The mob proceeded to take arms, forcing the doors, and took three six-pounders, some swords, pistols, rifles and ammunition, powder, balls, &c., as much as they wanted. They broke some doors open. I do not know how they got the keys to get into the powder magazine, which is composed of brick, and had double doors. Captain Price was the leading man in the crowd, as I understood. Mr. Rout was there. I was kept in the room until the men had got all the arms and ammunition they wanted and had gone away-Judge Thompson being the last one when he let me go out, and then he left himself. Some six or eight days afterwards the guns were returned to the arsenal. They were left, I was told, at Colonel Allen’s place, some three-quarters of a mile from the arsenal. In the meantime I had reported the facts to Colonel Sumner, and he had sent down a company of dragoons. The men sent to me to know if I would receive the arms, and I told them I was not in command, and referred them to Captain Beall, and they told them to bring them along, and they did so, and they were received. Among the property taken was some artillery harness. I cannot recollect how many sets. There were some deficiencies in the number of rifles, swords, and pistols, and some harness returned, but I cannot state the precise particulars. These deficiencies have never been made up by the citizens of Missouri, but I have been instructed by Colonel Craig, the head of the ordnance department at Washington, to purchase sufficient of such articles to make up the deficiency, and we did so; but the swords, pistols and rifles we have not been able to make up.

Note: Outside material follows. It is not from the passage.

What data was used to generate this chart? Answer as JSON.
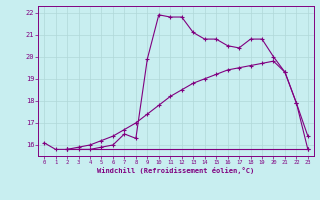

I do not know how much has been expended in making up this deficiency. Immediately after this robbery I reported the circumstances to Col. Craig at Washington, specifying the number and amount of each of the different articles taken. In the course of the winter he sent the orders to ship the public property to Fort Leavenworth and St. Louis arsenal, giving me a schedule of the amount to be take to each place, which I did as soon as navigation opened.
L. LEONARD, M. S. K.
Steamboat Polar Star, Missouri river, June 10, 1856.